The usual rhetoric: introduce all the students, encourage good study habits, and inspire the students who were capable of thinking outside of the box while not turning off those that needed the box. Julia was known in the school for having a core of boisterous thinkers, but they were brilliant students.
All day, whenever there was a quiet moment, Julia would look up and there was Lauren either running to a class to be with a student or helping a student to get to the right class. Julia smiled. She loved seeing Lauren on campus. It some how was just in Lauren's persona that she would be great at this job.
Classes ran quickly, it was lunch and then suddenly, the end of the school day. Having been partially slighted and mostly curious, Julia sought out Lauren.
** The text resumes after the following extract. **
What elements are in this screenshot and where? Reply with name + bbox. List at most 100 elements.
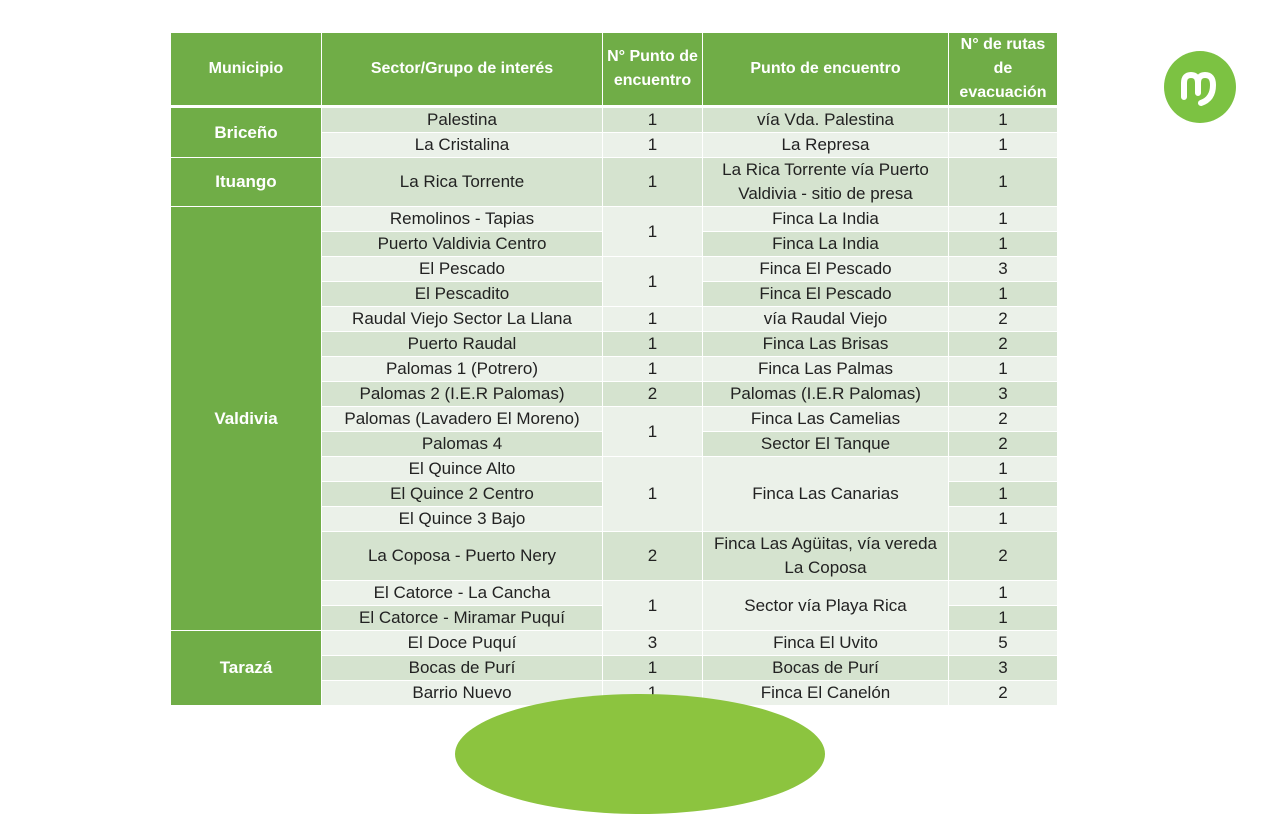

Watching Lauren examine every page and the material in the binder. She didn't want to interrupt, there was something about Lauren at that very moment, but Julia spoke up. Julia watched Lauren's blank expressions as she shared herself. Lauren was so very good at keeping her quelling feelings down for someone whose emotions stayed on her sleeve. It had been disappointing, wishing that she could have seen more of Lauren.
-Hopefully in time.- she told herself and went off to pick up her son.